Quote- "Today, scientists have at their disposal machines so precise they can detect the weight of a single bacterium and so sensitive that readings can be disturbed by someone yawning seventy-five feet away, but they have not significantly improved on Cavendish's measurements of 1791."

Questions- How are scientists today, with so much new technology and machines, not able to improve Cavendish's measurements dating back to 1791? How accurate is Canvendish's estimate? Are scientists today thinking of a better way to more accurately find the Earth's weight? Will we ever know what the exact weight of the Earth is?

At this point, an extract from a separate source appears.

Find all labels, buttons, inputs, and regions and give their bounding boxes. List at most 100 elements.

Comment- I thought it was really interesting how scientists back then were able to find all of these things even though they didn't have the kinds of machines and technology we have now. For example, as it said in the chapter, "Interestingly, all of this merely confirmed estimates made by Newton 110 years before Cavendish without any experimental evidence at all." It is really amazing how scientists like Newton were able to do very precise estimates, without much experiments to back up their numbers. It seemed as if scientists back then spent most of their lives trying to do a new discovery and would spend many, many years trying to prove old theories. There were lots of scientists traveling to other places of the world trying to prove new things. As said in the chapter, "With the instinct for ordeal that characterized the age, scientists set off for more than a hundred locations around the globe...It was history's first cooperative international scientific venture..." I think it seems as though scientists back then discovered more things than scientists now because scientists now have less things to discover since a lot of things were discovered by scientists back then.